作者: 張俊山
周為
街上有春風,窗上有春風,春風能寄遠么?
讓千萬里茫渺的云煙,上千萬里遙遙的山水,隔絕了你我的馨頦,經已兩度春風了。
一夜長了墻頭草,鄉思遂如流水了。那南方的池畔,春草該已萋迷吧?而今已是三月。
三月,山間點點杜鵑紅。
三月,杜鵑紅笑著初樵的村女。
三月,山間里有初樵女的歌聲,明潔得象山尖上的白云,響亮得象幽谷中的泉水……
三月的山間,有我的馬蹄,有你的絮語,還隨著我們少年的華發。
揆別了山間的松柏,山間的明月,我看著異地的繁花,開了又落,落了又開了。山間的小徑,早被野草鎖住了吧?因而夕陽下的小徑,再不見我們捕捉著影子……
而今又是三月。
三月,遙遠的南方,仍浮著虬捲的烽煙而在伸向戰爭的路,我們都在踏著兄弟們的足印。我知道,三月的路上,我們都有宏亮的歌。
但讓云煙與山水隔絕了我們的馨頦,已經是兩度春風了,所以我要問:
春風能寄遠么?
“春風能寄遠么?”開篇這一問,問得奇崛而神妙!在烽煙阻隔的戰爭年代,詩人遠離故土,已經“兩度春風”;當異地三月的繁花“開了又落,落了又開”的時候,他是深深地懷鄉了。
“鄉思遂如流水”,于是故鄉的三月春景一幕幕映現于詩人的腦際:
三月,山間點點杜鵑紅。
三月,杜鵑紅笑著初樵的村女。
三月,山間里有初樵女的歌聲,明潔得象山尖上的白云,響亮得象幽谷中的泉水……
三月的山間,有我的馬蹄,有你的絮語,還隨著我們少年的華發。
這些美好的回憶有力地渲染了詩人的鄉情鄉思,那樣濃重,那樣悠長。而白描、擬人、通感幾種藝術手法的交并運用,把故鄉的美麗描繪得令人神往,這更為詩人那濃濃的懷鄉情思提供了足可信實的現實根據。
可是,無論故鄉多么可愛,無論故鄉的三月多么令人心醉神迷,詩人的現實處境都使他對那美好的一切只可憶念而不可親及。

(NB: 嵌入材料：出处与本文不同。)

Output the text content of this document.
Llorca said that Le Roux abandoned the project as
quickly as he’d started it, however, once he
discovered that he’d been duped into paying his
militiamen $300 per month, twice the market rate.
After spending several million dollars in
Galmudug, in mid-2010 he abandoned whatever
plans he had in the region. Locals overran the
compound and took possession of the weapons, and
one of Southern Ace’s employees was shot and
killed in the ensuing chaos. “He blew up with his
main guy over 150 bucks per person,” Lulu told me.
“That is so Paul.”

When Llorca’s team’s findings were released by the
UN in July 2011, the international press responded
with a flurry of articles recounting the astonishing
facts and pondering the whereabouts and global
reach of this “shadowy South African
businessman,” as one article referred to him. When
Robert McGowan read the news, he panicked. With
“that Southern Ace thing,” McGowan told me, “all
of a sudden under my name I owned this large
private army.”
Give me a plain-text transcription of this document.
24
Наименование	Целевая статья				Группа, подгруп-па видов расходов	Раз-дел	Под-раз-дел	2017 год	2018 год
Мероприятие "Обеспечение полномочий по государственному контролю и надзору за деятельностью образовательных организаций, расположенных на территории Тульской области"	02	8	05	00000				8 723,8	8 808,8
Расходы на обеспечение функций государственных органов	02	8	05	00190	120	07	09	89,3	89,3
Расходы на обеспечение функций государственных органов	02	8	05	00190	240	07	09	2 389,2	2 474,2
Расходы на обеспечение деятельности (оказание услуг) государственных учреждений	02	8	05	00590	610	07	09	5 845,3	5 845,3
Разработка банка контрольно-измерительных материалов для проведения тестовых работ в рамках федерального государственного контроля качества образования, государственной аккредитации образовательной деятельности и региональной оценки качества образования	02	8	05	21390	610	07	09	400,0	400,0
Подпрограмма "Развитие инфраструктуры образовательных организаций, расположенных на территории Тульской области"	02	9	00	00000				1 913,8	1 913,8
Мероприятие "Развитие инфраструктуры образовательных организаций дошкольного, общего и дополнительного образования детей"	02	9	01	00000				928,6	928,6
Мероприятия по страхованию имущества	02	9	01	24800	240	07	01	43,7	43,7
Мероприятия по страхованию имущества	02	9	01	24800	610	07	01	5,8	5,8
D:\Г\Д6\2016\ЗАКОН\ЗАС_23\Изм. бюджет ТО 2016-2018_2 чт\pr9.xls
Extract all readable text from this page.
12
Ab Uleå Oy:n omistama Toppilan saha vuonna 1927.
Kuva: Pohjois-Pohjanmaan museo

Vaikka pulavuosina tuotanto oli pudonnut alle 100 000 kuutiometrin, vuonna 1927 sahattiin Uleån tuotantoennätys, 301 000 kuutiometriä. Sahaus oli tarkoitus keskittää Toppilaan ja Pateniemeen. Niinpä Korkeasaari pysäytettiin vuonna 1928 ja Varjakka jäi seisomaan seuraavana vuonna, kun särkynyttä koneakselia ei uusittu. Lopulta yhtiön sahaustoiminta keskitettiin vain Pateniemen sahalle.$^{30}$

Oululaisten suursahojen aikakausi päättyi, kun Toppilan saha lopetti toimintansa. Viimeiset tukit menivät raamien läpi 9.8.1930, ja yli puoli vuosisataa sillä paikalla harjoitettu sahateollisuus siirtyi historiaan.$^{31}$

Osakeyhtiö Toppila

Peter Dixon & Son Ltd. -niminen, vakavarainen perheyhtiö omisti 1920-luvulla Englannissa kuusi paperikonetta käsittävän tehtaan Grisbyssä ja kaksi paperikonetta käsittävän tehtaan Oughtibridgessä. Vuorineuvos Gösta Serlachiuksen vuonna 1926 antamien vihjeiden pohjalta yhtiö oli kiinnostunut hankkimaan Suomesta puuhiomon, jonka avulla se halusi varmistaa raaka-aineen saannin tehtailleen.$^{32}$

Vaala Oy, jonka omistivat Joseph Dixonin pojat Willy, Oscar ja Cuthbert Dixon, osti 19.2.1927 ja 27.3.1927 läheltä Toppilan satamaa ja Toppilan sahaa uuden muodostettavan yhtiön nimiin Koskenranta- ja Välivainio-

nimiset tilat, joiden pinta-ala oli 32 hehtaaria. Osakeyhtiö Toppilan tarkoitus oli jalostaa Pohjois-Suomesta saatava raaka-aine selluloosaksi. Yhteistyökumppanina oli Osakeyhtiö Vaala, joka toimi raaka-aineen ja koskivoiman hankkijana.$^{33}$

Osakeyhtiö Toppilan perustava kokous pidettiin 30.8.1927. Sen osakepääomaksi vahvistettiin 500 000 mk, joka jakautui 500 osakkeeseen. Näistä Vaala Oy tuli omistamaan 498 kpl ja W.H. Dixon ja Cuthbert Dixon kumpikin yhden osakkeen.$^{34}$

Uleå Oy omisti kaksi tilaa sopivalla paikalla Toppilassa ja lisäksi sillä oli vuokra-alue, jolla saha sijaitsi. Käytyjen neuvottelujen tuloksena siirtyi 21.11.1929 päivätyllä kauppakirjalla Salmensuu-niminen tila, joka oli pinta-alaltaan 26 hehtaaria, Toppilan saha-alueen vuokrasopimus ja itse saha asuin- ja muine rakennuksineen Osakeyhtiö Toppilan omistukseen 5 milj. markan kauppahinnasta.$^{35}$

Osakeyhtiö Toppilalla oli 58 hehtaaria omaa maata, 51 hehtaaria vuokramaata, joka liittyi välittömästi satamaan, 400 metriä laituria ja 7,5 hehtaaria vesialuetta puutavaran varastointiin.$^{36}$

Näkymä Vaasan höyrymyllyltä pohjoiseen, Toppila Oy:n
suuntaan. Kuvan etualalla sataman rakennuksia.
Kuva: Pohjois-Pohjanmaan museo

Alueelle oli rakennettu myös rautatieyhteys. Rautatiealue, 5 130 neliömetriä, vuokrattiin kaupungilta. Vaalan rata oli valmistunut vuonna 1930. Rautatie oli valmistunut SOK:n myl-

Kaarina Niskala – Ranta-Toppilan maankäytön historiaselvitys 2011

“三月,遙遠的南方,仍浮著虬捲的烽煙。而在伸向戰爭的路,我們都在踏著兄弟們的足印。”詩人正投身于抗擊日本帝國主義侵略的民族解放戰爭的洪流,那有家歸不得的憂思被同赴國難的仇愾所取代,他的意氣是昂揚的。因此,在鄉思如流水的時刻,他沒有絲毫的頹喪和消沉,而是響亮地宣告:
我知道,三月的路上,我們都有宏亮的歌。
這樣,一闕懷鄉曲就轉化為一首激昂的戰斗進行曲,那愛國主義的戰斗主題就相當鮮明了。
“春風能寄遠么?”當詩人再度提出這個問題的時候,答案就不言自明了:春風能夠寄遠,因為這“春風”是發自詩人胸臆的愛家鄉、愛祖國的縷縷情思,它必然隨著詩篇吹到祖國的四面八方,吹進每一位同胞的心中。
詩篇的節奏急促,語言跳脫流轉,把那股鄉情一步一步推向頂巔,最后完成了愛國主義的升華。這里有優美的抒情和生動的描寫,在抑揚頓挫的音樂旋律中冉冉托出了一顆太陽一般熊熊燃燒的赤子之心。它,多么令人感動啊!